2004年4月3日開催されました日本獣医学会定時総会において、学術集会は年2回開催のうち、春季集会は学域横断、教育及び広報・啓蒙をキーワードとした各種のシンポジウム、ワークショップ等を主体としたプログラム、秋季集会は学域別研究発表と討論を主体とし、学会所属研究団体(分科会等)別のプログラムとして運営されることを原則とすることが決まりました。第139回春季学術集会はその原則に従って運営いたします。
今回の学術集会では、招待講演といたしましてノーベル化学賞受賞者であられます野依良治先生に「可能性に挑む21世紀の科学と技術」について、特別講演といたしまして文化勲章受章者であられます伊藤正男先生に「動物の脳とヒトの脳」についてのご講演をいただきます。両先生にはお忙しい最中、我々会員のために貴重なご講演をいただき感謝を申し上げます。また公開講演としまして、辨野義己先生に「みえてきた腸内細菌の全容と機能」についてという、我々健康にとって大変興味深い講演が行なわれます。
特別企画の一つとしましてインバイテッドセミナー「外国で活躍中の若手日本人研究者の研究紹介」を行います。これは日本の獣医系大学を卒業し、外国で3年以上継続して研究を行っている40歳以下の若手研究者を公募によって5名選定させていただきました。彼・彼女らの研究成果を直視することによって、若手研究者の精神的高揚にもなればと願っております。これに加えて、例年行なわれて参りました日本獣医学会賞並びに越智賞受賞講演、プレナリーセッションが行われます。
学術集会の全体的な企画は、獣医学会所属研究団体(分科会等)並びに獣医学会に関係が深い学術団体から選出されました春季学術集会企画委員によって構築されました。各委員には、初めてとはいえ、司宰機関からの学術集会に対する目論みをご理解いただき、多彩な企画を練っていただき感謝申し上げます。このようにして、学術集会全体の口演の部としましては、30セッションで150演題が講演されます。ポスターにつきましては、企画委員会による指定テーマについての公募とし、155題の出題がありました。これに特別企画としまして、獣医学部生が自由に出題できる「スチューデントポスター」を設け、56題の出題がありました。学部生が獣医学会に感心を寄せ、また学会発表の諸々を学ぶ良き機会になることを願っています。
冒頭で述べましたように、春季学術集会には学域を超えて、横断的な学術集会にするとの趣旨があります。ポスターの公募に当たっては所属分科会等にこだわることなく出題できることにいたしましたし、インフルエンザのセッションのように2分科会による合同企画、多くのセッションにおいて所属分科会に関係なく演者の相互乗り入れを行ない、春季集会の特徴作りに努力いたしました。講演要旨集のプログラムの整理ではあえて「分科会」とは謳わず、それらを専門分野別として扱っております。また、全ての口演要旨は、本文文字数を1,440字以内(従来の要旨の倍数)とし、各口演内容を理解しやすくいたしました。会員の皆様には、興味を持たれるるセッションに出席され、活発に討論下さいますようお願いいたします。

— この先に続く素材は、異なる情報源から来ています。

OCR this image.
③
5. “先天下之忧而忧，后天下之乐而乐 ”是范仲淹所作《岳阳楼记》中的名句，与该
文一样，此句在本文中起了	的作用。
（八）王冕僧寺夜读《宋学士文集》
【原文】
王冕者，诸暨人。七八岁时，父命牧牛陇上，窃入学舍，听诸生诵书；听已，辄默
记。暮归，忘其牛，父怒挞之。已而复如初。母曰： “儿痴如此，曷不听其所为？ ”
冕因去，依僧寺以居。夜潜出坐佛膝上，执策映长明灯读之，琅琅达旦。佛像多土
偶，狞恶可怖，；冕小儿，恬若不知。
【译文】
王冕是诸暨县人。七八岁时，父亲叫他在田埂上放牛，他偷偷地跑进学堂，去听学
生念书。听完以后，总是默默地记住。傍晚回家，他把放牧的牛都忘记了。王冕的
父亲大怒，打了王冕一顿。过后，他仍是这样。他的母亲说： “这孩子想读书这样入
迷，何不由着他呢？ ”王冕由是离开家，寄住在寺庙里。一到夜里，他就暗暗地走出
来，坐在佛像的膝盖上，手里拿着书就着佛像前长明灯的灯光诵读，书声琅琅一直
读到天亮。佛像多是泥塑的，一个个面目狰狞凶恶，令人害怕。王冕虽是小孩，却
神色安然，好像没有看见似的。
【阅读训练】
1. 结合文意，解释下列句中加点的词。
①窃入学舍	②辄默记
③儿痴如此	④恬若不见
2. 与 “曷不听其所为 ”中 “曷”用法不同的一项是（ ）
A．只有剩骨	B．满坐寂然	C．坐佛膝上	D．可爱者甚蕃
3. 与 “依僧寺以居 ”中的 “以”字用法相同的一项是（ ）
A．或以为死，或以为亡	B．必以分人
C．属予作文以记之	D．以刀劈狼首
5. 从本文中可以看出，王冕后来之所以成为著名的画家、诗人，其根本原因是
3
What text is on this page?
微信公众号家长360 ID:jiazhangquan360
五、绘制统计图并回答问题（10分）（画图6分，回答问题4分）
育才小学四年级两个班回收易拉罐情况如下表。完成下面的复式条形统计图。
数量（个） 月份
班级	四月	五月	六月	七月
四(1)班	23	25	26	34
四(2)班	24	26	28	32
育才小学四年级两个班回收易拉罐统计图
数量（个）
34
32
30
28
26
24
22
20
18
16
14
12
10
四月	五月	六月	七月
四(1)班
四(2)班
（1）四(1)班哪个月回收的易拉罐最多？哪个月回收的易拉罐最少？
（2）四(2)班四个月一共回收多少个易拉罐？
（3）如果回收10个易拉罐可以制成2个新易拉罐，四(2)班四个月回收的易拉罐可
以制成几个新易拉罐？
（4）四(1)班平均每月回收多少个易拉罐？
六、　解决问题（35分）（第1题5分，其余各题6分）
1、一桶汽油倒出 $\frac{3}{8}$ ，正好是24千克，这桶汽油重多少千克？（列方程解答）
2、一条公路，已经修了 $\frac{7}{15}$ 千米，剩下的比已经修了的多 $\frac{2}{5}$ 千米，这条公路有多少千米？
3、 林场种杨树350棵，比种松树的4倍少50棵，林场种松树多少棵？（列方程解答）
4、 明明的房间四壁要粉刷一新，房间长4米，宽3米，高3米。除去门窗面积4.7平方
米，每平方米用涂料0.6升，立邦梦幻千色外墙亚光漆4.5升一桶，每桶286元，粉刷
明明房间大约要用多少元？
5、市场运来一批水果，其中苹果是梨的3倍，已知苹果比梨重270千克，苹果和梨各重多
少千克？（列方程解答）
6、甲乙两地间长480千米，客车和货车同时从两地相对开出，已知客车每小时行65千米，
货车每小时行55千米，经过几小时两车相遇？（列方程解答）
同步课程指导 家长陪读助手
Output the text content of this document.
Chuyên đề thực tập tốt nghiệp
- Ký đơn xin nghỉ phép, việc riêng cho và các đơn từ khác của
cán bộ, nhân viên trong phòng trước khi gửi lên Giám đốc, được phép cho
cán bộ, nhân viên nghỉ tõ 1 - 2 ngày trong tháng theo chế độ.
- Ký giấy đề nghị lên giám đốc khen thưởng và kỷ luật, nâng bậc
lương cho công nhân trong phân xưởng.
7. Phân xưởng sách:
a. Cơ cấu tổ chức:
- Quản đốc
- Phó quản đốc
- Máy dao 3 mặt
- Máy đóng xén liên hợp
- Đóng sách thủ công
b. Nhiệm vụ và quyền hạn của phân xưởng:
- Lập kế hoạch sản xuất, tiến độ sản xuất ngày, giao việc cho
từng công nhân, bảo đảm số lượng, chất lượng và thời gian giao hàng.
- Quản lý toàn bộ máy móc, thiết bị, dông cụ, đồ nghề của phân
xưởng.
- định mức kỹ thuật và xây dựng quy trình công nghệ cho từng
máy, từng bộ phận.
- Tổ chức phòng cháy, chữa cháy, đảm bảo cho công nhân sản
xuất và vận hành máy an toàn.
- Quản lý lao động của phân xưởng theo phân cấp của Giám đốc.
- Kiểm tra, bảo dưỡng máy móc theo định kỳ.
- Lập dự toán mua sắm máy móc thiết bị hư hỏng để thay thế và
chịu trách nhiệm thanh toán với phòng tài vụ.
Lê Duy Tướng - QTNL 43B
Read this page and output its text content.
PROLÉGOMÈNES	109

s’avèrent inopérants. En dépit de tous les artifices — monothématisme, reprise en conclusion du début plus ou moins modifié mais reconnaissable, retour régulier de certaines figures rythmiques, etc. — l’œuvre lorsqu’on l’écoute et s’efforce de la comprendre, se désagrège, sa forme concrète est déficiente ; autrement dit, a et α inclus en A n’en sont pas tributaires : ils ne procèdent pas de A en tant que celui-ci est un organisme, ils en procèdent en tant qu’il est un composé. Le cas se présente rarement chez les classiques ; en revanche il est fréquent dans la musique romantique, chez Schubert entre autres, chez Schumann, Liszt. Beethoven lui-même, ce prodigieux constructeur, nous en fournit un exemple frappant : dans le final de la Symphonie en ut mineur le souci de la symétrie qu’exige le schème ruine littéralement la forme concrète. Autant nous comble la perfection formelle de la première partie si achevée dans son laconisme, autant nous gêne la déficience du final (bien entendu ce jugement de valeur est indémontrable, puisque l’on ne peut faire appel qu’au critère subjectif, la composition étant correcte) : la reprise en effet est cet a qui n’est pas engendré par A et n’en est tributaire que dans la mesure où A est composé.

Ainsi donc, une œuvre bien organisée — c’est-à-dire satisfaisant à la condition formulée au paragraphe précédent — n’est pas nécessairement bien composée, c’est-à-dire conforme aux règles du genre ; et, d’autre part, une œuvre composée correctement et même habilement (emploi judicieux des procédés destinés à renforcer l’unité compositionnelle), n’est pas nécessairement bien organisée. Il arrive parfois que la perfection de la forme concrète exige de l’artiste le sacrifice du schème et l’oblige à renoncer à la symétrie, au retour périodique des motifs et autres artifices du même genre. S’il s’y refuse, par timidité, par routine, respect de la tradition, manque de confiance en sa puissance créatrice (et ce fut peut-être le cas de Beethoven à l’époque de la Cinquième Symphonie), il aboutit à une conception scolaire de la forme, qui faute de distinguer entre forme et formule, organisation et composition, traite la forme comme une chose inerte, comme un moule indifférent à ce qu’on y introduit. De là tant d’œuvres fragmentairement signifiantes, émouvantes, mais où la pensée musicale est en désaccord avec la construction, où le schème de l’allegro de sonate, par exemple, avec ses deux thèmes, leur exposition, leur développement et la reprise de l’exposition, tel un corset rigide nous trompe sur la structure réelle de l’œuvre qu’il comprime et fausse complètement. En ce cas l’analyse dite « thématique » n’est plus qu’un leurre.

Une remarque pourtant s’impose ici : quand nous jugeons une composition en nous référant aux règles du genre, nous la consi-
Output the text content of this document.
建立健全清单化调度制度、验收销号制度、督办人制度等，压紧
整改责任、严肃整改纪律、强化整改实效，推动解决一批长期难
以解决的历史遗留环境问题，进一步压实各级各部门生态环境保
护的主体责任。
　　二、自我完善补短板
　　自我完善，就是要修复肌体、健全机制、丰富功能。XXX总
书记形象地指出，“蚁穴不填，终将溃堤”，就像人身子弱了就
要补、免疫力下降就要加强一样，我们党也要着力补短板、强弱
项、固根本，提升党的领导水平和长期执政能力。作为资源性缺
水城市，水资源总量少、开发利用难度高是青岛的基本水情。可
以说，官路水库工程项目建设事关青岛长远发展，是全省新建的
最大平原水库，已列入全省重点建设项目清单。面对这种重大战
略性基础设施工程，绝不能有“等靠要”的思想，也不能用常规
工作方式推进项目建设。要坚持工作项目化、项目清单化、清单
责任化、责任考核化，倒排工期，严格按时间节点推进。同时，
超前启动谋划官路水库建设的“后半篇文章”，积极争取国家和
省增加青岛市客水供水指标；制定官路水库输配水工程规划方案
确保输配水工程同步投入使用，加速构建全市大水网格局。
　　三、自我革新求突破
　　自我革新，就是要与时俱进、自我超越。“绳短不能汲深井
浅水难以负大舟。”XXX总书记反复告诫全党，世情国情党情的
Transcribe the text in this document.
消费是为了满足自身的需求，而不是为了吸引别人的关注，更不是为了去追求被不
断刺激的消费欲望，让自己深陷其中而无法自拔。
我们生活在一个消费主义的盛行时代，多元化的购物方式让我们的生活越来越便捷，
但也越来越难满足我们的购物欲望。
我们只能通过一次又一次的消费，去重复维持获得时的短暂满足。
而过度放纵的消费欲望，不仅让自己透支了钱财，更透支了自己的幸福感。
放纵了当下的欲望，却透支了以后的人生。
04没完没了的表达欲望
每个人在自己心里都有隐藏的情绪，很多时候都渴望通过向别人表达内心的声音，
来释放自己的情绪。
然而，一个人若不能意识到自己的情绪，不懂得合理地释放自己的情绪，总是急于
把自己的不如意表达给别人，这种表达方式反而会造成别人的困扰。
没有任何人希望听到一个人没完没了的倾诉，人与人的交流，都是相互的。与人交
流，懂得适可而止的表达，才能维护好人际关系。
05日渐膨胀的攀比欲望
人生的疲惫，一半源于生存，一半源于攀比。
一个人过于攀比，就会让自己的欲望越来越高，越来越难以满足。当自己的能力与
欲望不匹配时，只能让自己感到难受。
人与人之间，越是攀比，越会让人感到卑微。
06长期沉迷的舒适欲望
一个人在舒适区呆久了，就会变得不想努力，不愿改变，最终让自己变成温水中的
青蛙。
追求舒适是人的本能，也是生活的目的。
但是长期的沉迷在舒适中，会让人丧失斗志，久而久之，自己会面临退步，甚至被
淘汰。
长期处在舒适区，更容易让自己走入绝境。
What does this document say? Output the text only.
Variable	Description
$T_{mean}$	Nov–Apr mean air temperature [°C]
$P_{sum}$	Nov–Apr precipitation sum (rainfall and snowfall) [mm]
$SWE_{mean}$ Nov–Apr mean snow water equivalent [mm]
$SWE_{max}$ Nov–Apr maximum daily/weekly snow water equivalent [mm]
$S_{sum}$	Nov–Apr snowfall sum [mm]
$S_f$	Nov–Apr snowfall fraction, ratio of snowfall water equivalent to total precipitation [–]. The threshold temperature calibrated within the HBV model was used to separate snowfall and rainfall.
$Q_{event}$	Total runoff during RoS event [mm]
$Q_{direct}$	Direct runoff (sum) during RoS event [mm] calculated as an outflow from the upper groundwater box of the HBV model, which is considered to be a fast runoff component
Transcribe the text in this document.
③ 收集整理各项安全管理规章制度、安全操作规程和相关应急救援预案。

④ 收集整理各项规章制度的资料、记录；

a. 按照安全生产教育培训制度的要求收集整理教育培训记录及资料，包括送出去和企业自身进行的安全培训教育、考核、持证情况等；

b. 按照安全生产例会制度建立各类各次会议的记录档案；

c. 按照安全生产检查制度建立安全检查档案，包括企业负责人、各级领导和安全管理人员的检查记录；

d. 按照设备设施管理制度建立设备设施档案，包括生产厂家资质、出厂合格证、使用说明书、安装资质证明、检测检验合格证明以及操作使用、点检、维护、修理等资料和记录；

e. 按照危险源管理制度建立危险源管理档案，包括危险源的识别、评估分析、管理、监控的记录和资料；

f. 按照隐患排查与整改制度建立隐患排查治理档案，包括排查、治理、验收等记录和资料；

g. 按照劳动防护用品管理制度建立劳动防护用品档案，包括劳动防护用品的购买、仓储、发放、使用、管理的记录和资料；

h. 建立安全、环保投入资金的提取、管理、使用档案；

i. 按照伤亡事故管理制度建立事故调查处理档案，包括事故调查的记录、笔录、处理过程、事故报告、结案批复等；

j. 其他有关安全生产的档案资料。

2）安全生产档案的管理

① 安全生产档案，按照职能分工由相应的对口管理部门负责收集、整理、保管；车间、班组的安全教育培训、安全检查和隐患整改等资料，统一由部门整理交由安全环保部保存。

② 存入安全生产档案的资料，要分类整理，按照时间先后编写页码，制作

今回の学術集会は、理化学研究所と和光市民文化センター双方の7口演会場と2ポスター会場で行われます。会場が分散しておりまして、参会者の皆様にはご不便をおかけしますことをお許し下さい。また、会場は電車の最寄り駅からは少し離れ、徒歩(15〜20分)が一番便利で確実ですが、定期バスも多くあり、毎朝8時台には学会場へのチャーターバスを運行し、各会場間には頻繁に循環バスを走らせますので、講演要旨集またはhomepageの案内をご覧のうえご利用下さい。
理研は日本を代表する生物科学総合研究所として近年飛躍的に発展をいたしております。会員の皆様には、この学術集会を機会に理研キャンパスを訪れ、時間がありましたら理研の発展の歴史の一端を眼のあたりにすることができます「展示室」、脳・神経科学の研究を理解する一助とした高校生向きレベルの体験展示室「ブレインボックス」をご覧下さい。理研キャンパスは、例年ですと集会開催時期は桜が満開となり「桜通り」もあり、天気に恵まれれば富士山を遠くに眺めることもできます。
最後に、当学術集会開催に当たりましては、理研全体、理研・脳科学総合研究センター、(財)脳科学・ライフテクノロジー研究所、協賛者の方々に物心両面で多大のご支援をいただいております。ここにこれらの方々に衷心よりお礼を申し上げます。